A quattro anni dal suo coinvolgimento, la Confederazione internazionale dei sindacati, insieme alle centrali sindacali dei Paesi che partecipano alle trattative per il Partenariato Trans-Pacifico (TPP, nell'acronimo inglese), ha chiesto di interrompere le trattative e di promuovere un nuovo mandato che metta al primo posto le persone e il pianeta.

Proprio in concomitanza con i vertici dell'APEC, a Pechino, e dell'ASEAN, in Burma-Myanmar – che sono state occasione, da un lato, per un inedito rapporto tra Amministrazione Obama e Cina, guidata da Xi Jinping, e dall'altro per tentare il rilancio dell'accordo commerciale transpacifico che esclude, invece, la Cina – i sindacati hanno voluto chiarire la loro contrarietà ad un nuovo accordo di libero scambio che riduce la sovranità nazionale e mette in serio pericolo i diritti ambientali, sociali e del lavoro. Il negoziato TPP coinvolge 12 paesi affacciati sull'Oceano Pacifico, tra Asia, America Latina e Oceania: Australia, Brunei,Canada, Cile, Giappone, Malesia, Messico, Nuova Zelanda, Perù, Singapore, Stati Uniti e Vietnam.

Nonostante sembri che il capitolo sul lavoro del negoziato Partenariato Trans-Pacifico abbia alcuni elementi di esigibilità – come tradizionalmente richiesto dai sindacati per i trattati commerciali - l'ITUC e i sindacati dei paesi interessati non credono che questo sia sufficiente (anche se davvero approvato, cosa tutt'altro che certa) per dare il via libera al TPP. Infatti, il testo trapelato del TPP contempla un meccanismo di risoluzione delle controversie Investitore-Stato (ISDS), una protezione più restrittiva della proprietà intellettuale, una (de)regolamentazione della “coerenza delle politiche e delle norme” e altre preoccupanti disposizioni che i sindacati hanno spiegato in un comunicato stampa e in una lettera inviata ai governi interessati (vedi traduzioni allegate).

Il capitolo sul lavoro (come si presenta ora sul tavolo negoziale), inoltre, non copre tutte le norme fondamentali del lavoro dell'ILO e il diritto del lavoro sub-nazionale non rientrerebbe nel campo di applicazione dell'accordo.

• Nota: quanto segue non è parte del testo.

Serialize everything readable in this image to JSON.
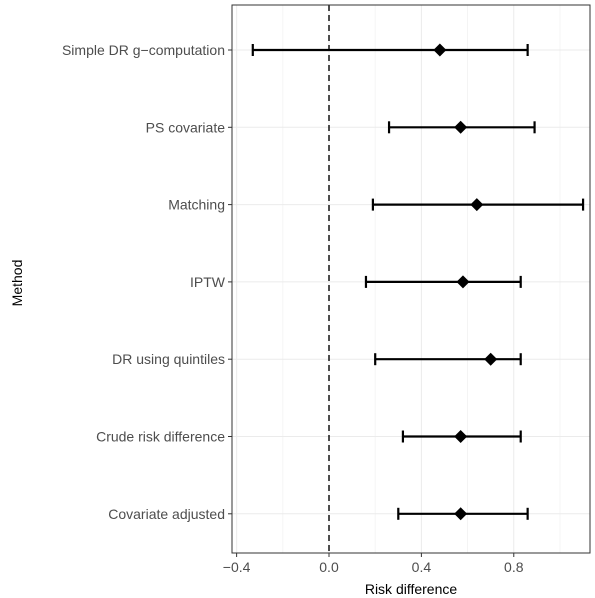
{
  "chart_data": {
    "type": "forest",
    "xlabel": "Risk difference",
    "ylabel": "Method",
    "xlim": [
      -0.42,
      1.13
    ],
    "xticks": [
      -0.4,
      0.0,
      0.4,
      0.8
    ],
    "xtick_labels": [
      "−0.4",
      "0.0",
      "0.4",
      "0.8"
    ],
    "reference_line": 0.0,
    "grid": true,
    "point_shape": "diamond",
    "categories": [
      "Simple DR g−computation",
      "PS covariate",
      "Matching",
      "IPTW",
      "DR using quintiles",
      "Crude risk difference",
      "Covariate adjusted"
    ],
    "estimates": [
      0.48,
      0.57,
      0.64,
      0.58,
      0.7,
      0.57,
      0.57
    ],
    "lower": [
      -0.33,
      0.26,
      0.19,
      0.16,
      0.2,
      0.32,
      0.3
    ],
    "upper": [
      0.86,
      0.89,
      1.1,
      0.83,
      0.83,
      0.83,
      0.86
    ]
  }
}
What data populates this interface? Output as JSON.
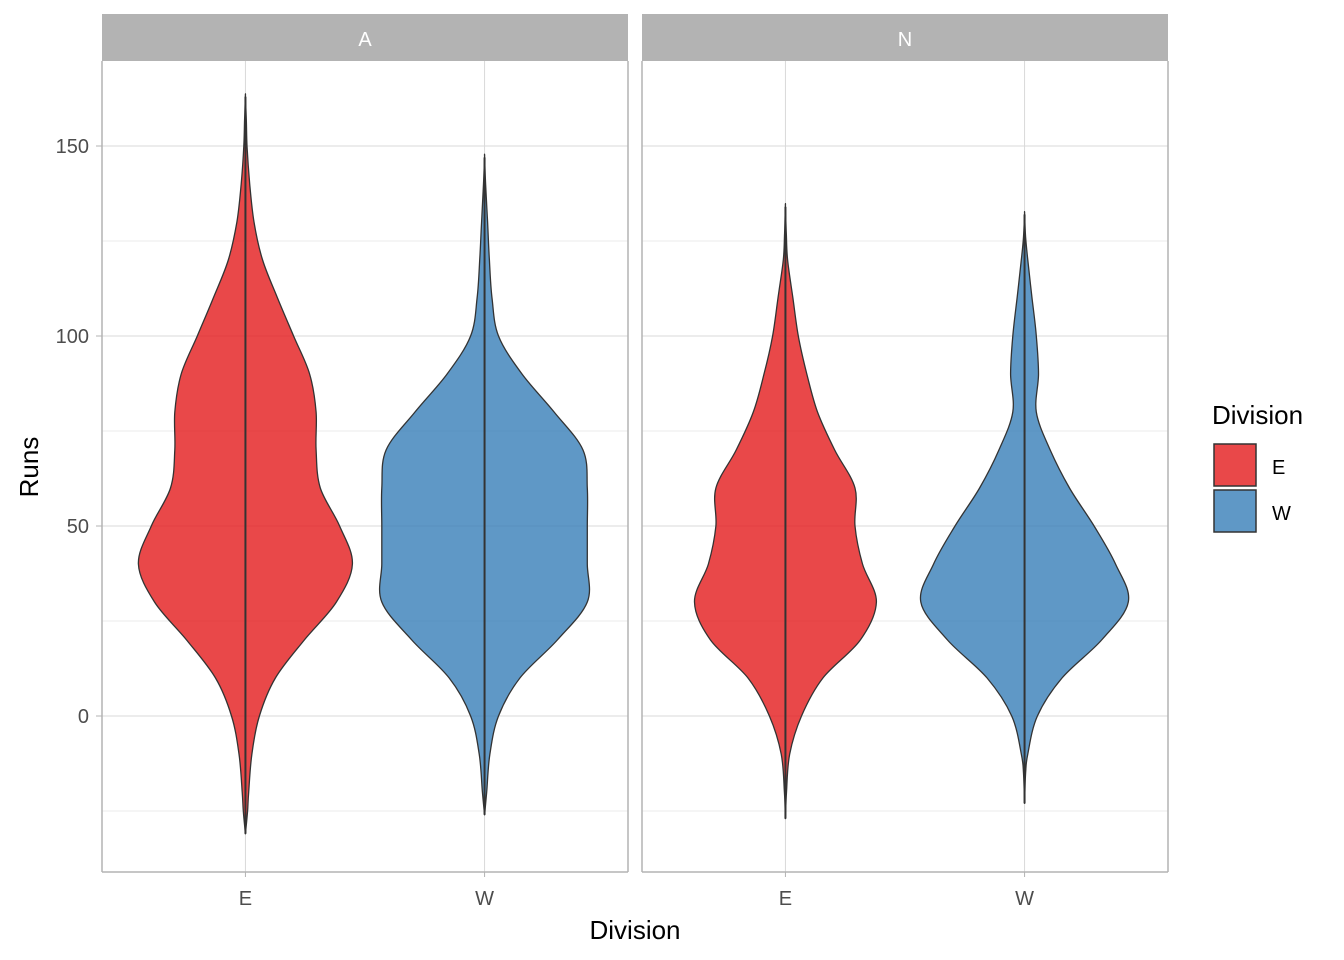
{
  "chart_data": {
    "type": "violin",
    "xlabel": "Division",
    "ylabel": "Runs",
    "ylim": [
      -41,
      173
    ],
    "y_ticks": [
      0,
      50,
      100,
      150
    ],
    "y_minor_ticks": [
      -25,
      25,
      75,
      125
    ],
    "categories": [
      "E",
      "W"
    ],
    "facets": [
      {
        "label": "A",
        "violins": [
          {
            "category": "E",
            "range": [
              -31,
              163
            ],
            "density": [
              [
                -31,
                0.0
              ],
              [
                -25,
                0.02
              ],
              [
                -20,
                0.03
              ],
              [
                -10,
                0.06
              ],
              [
                0,
                0.13
              ],
              [
                10,
                0.28
              ],
              [
                20,
                0.55
              ],
              [
                30,
                0.85
              ],
              [
                40,
                1.0
              ],
              [
                50,
                0.88
              ],
              [
                60,
                0.7
              ],
              [
                70,
                0.66
              ],
              [
                80,
                0.66
              ],
              [
                90,
                0.6
              ],
              [
                100,
                0.45
              ],
              [
                110,
                0.3
              ],
              [
                120,
                0.16
              ],
              [
                130,
                0.08
              ],
              [
                140,
                0.04
              ],
              [
                150,
                0.015
              ],
              [
                157,
                0.008
              ],
              [
                163,
                0.0
              ]
            ]
          },
          {
            "category": "W",
            "range": [
              -26,
              147
            ],
            "density": [
              [
                -26,
                0.0
              ],
              [
                -20,
                0.02
              ],
              [
                -10,
                0.05
              ],
              [
                0,
                0.13
              ],
              [
                10,
                0.33
              ],
              [
                20,
                0.68
              ],
              [
                30,
                0.96
              ],
              [
                40,
                0.96
              ],
              [
                50,
                0.96
              ],
              [
                60,
                0.96
              ],
              [
                70,
                0.92
              ],
              [
                80,
                0.65
              ],
              [
                90,
                0.35
              ],
              [
                100,
                0.13
              ],
              [
                110,
                0.07
              ],
              [
                120,
                0.045
              ],
              [
                130,
                0.028
              ],
              [
                140,
                0.01
              ],
              [
                147,
                0.0
              ]
            ]
          }
        ]
      },
      {
        "label": "N",
        "violins": [
          {
            "category": "E",
            "range": [
              -27,
              134
            ],
            "density": [
              [
                -27,
                0.0
              ],
              [
                -20,
                0.01
              ],
              [
                -10,
                0.04
              ],
              [
                0,
                0.15
              ],
              [
                10,
                0.35
              ],
              [
                20,
                0.7
              ],
              [
                30,
                0.85
              ],
              [
                40,
                0.72
              ],
              [
                50,
                0.65
              ],
              [
                60,
                0.65
              ],
              [
                70,
                0.46
              ],
              [
                80,
                0.3
              ],
              [
                90,
                0.2
              ],
              [
                100,
                0.12
              ],
              [
                110,
                0.07
              ],
              [
                120,
                0.02
              ],
              [
                127,
                0.008
              ],
              [
                134,
                0.0
              ]
            ]
          },
          {
            "category": "W",
            "range": [
              -23,
              132
            ],
            "density": [
              [
                -23,
                0.0
              ],
              [
                -15,
                0.01
              ],
              [
                -10,
                0.03
              ],
              [
                0,
                0.12
              ],
              [
                10,
                0.35
              ],
              [
                20,
                0.72
              ],
              [
                30,
                0.97
              ],
              [
                40,
                0.85
              ],
              [
                50,
                0.65
              ],
              [
                60,
                0.42
              ],
              [
                70,
                0.24
              ],
              [
                80,
                0.11
              ],
              [
                90,
                0.13
              ],
              [
                100,
                0.11
              ],
              [
                110,
                0.07
              ],
              [
                120,
                0.03
              ],
              [
                126,
                0.01
              ],
              [
                132,
                0.0
              ]
            ]
          }
        ]
      }
    ],
    "legend": {
      "title": "Division",
      "position": "right",
      "entries": [
        {
          "label": "E",
          "color": "#e41a1c"
        },
        {
          "label": "W",
          "color": "#377eb8"
        }
      ]
    },
    "fill_opacity": 0.8,
    "outline_color": "#333333",
    "grid": true
  }
}
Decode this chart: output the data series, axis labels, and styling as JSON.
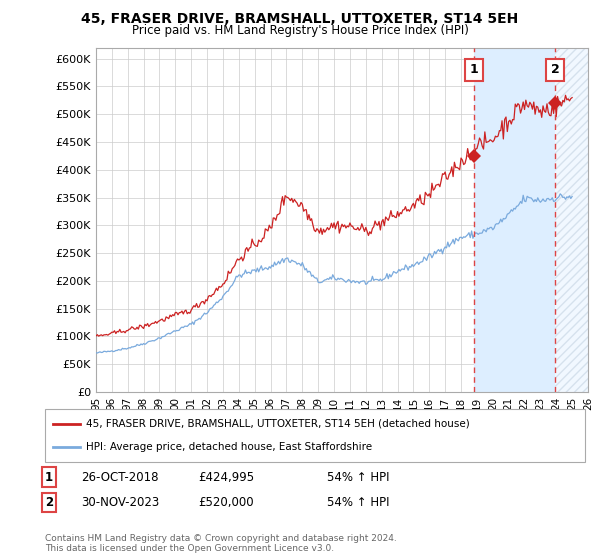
{
  "title": "45, FRASER DRIVE, BRAMSHALL, UTTOXETER, ST14 5EH",
  "subtitle": "Price paid vs. HM Land Registry's House Price Index (HPI)",
  "xlim_start": 1995,
  "xlim_end": 2026,
  "ylim_min": 0,
  "ylim_max": 620000,
  "yticks": [
    0,
    50000,
    100000,
    150000,
    200000,
    250000,
    300000,
    350000,
    400000,
    450000,
    500000,
    550000,
    600000
  ],
  "ytick_labels": [
    "£0",
    "£50K",
    "£100K",
    "£150K",
    "£200K",
    "£250K",
    "£300K",
    "£350K",
    "£400K",
    "£450K",
    "£500K",
    "£550K",
    "£600K"
  ],
  "hpi_color": "#7aaadd",
  "price_color": "#cc2222",
  "vline_color": "#dd4444",
  "marker1_year": 2018.83,
  "marker2_year": 2023.92,
  "marker1_price": 424995,
  "marker2_price": 520000,
  "marker1_label": "1",
  "marker2_label": "2",
  "legend_line1": "45, FRASER DRIVE, BRAMSHALL, UTTOXETER, ST14 5EH (detached house)",
  "legend_line2": "HPI: Average price, detached house, East Staffordshire",
  "footer": "Contains HM Land Registry data © Crown copyright and database right 2024.\nThis data is licensed under the Open Government Licence v3.0.",
  "background_color": "#ffffff",
  "grid_color": "#cccccc",
  "shade_color": "#ddeeff",
  "ann1_date": "26-OCT-2018",
  "ann1_price": "£424,995",
  "ann1_pct": "54% ↑ HPI",
  "ann2_date": "30-NOV-2023",
  "ann2_price": "£520,000",
  "ann2_pct": "54% ↑ HPI"
}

L'esperienza pratica, per di più, ha dimostrato che i governi sono stati sempre riluttanti ad applicare i capitoli sul lavoro.

Insieme alla Confederazione Internazionale dei Sindacati, le centrali sindacali nazionali che sostengono questa posizione sono: ACTU, Australia; CSN e CSD, Canada; JTUC-RENGO, Giappone; UNT, Messico; NZCTU, Nuova Zelanda; CUT e CAPT, Perù; AFL – CIO, Stati Uniti. Alcuni di questi sindacati, come pure i sindacati la CUT del Cile) e MTUC della Malesia avevano chiesto di interrompere le trattative già in una fase precedente.